ANN ARBOR—The University of Michigan School of Public of Health is bringing its incoming students to the state’s largest city Sept. 1. The first known program of its kind in the nation, Practice Plunge aims to introduce students to practicing public health in a large city.

About 100 students will be bused from the Ann Arbor campus to Detroit on Sept. 1, the day after their orientation, for an intensive day of meeting local health experts, touring the city and hearing community leaders talk about the health problems that their constituents face.

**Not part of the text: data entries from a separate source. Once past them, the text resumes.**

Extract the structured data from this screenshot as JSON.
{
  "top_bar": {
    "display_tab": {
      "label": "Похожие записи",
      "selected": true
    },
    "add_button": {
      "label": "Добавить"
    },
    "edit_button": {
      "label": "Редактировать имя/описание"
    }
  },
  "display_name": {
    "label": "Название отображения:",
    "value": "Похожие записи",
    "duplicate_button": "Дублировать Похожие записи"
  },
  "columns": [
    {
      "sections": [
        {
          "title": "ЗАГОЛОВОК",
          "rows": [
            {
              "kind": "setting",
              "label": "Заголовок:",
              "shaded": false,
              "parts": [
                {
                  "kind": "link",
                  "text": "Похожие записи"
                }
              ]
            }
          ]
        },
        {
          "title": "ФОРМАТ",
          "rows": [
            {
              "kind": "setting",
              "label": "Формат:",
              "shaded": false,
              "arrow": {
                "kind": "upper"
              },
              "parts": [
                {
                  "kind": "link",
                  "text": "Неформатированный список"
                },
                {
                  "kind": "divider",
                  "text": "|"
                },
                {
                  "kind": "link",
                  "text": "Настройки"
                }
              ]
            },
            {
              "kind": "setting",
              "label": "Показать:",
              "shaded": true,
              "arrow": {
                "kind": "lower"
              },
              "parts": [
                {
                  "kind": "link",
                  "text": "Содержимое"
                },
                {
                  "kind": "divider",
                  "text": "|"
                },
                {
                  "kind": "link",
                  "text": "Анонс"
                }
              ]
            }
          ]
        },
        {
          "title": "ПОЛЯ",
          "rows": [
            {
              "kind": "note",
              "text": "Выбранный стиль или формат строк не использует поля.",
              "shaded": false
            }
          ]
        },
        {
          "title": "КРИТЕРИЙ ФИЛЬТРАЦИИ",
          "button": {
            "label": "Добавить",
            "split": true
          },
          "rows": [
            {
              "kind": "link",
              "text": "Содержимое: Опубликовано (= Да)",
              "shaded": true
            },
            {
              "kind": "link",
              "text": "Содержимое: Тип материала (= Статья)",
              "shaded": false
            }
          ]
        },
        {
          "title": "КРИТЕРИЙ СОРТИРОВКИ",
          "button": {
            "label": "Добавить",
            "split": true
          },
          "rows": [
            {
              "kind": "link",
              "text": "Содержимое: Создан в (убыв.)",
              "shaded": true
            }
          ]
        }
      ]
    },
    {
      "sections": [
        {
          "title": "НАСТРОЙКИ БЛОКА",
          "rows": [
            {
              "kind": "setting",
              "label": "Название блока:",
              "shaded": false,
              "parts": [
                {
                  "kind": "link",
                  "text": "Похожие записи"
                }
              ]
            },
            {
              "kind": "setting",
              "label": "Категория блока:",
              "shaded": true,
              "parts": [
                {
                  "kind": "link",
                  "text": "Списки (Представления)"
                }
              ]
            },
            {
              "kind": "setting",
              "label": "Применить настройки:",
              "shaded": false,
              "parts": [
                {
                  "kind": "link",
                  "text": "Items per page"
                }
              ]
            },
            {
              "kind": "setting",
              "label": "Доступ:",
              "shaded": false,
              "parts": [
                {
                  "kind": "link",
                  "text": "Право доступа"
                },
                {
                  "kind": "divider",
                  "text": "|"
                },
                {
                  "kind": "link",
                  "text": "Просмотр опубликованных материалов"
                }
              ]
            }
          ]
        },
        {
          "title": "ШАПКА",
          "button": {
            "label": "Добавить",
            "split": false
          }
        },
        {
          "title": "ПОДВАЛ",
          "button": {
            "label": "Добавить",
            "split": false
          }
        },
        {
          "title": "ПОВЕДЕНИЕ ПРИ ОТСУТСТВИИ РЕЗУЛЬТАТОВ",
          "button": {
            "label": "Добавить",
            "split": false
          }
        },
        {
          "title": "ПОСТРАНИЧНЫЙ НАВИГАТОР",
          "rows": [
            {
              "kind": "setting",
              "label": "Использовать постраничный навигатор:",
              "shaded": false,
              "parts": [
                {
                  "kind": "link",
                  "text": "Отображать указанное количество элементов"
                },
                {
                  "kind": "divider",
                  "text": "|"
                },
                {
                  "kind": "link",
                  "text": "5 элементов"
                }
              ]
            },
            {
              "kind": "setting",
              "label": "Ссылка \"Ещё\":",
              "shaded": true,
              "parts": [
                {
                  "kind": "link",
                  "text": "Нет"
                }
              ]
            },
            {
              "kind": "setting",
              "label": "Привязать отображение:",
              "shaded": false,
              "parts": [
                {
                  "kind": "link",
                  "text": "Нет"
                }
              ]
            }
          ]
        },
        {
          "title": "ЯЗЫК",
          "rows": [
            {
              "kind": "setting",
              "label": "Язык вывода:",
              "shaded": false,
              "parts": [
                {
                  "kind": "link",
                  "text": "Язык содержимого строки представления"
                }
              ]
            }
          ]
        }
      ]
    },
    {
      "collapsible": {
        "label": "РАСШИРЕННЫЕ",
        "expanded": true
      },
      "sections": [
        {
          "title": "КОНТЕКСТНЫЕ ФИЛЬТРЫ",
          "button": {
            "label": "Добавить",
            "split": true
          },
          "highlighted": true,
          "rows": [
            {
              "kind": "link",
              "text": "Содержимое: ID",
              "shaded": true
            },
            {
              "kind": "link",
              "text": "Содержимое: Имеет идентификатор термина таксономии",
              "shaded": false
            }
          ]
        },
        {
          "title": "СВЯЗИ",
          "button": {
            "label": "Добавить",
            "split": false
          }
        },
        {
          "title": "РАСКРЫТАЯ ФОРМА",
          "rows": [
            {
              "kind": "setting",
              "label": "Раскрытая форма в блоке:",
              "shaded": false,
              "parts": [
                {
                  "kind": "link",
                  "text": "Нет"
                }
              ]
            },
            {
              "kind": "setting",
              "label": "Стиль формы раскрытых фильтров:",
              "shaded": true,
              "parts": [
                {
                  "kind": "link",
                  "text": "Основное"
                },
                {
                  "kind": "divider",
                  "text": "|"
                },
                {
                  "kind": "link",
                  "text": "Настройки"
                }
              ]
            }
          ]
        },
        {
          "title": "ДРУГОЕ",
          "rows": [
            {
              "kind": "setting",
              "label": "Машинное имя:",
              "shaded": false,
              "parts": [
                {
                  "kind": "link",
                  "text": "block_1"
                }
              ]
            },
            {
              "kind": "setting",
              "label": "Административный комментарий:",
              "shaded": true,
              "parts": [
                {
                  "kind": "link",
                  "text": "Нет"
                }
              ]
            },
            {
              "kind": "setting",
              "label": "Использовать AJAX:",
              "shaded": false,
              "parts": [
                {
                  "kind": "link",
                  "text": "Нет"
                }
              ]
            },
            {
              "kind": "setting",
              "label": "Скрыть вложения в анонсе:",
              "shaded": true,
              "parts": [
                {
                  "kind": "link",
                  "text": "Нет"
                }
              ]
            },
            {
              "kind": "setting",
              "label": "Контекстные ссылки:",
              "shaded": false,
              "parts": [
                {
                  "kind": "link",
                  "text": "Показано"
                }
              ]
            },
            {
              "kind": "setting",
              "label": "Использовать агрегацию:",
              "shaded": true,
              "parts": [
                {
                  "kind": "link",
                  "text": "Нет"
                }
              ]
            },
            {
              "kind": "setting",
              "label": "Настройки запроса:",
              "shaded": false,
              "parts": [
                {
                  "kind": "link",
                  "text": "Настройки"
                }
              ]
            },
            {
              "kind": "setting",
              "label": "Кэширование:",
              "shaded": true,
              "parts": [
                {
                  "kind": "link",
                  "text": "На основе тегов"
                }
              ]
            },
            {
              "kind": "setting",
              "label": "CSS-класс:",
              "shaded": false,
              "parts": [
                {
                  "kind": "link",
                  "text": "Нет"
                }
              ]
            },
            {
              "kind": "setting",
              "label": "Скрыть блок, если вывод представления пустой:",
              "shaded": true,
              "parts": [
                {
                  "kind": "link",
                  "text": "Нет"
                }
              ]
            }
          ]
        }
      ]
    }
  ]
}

“For too long the profession of public health, as taught by schools of public health, has not included its actual practice,” said Matthew Boulton, the school’s associate dean for practice. “We want students from the beginning of their time with us to see for themselves what needs to be done and how they can make a difference. I think this type of immersive learning experience is unprecedented among major public health schools and better prepares our students for the real world of practice.”

Students will get an insider’s perspective from health department and local community-based organizations.

Detroit Health Department Director Phyllis Meadows will provide students with the overall picture of how public health works in an urban area. HIV/AIDS, healthcare access, diabetes, teen smoking and drinking, childhood immunization, and obesity are among the public health issues impacting urban areas such as Detroit.

Eve Mokotoff, who leads the HIV/AIDS program for the state, will provide students with an understanding of how HIV/AIDS is being addressed in Michigan and particularly in Detroit. Rounding out the day will be a visit to the Warner/Conner Development Coalition and the Detroit Hispanic Development Corp., hearing about the issues of greatest concern to the city’s African American and Hispanic populations.

The goal: to start the academic year by familiarizing U-M students with the major issues impacting public health and introduce them to state and local leaders and their frontline work while strengthening the ties between the University and Detroit, where U-M was founded in 1817.

U-M researchers and students conduct numerous research and outreach efforts in the city on an ongoing basis but Practice Plunge is unusual since it involves inviting the entire incoming class of a school to participate at once, on their first official day as public health students.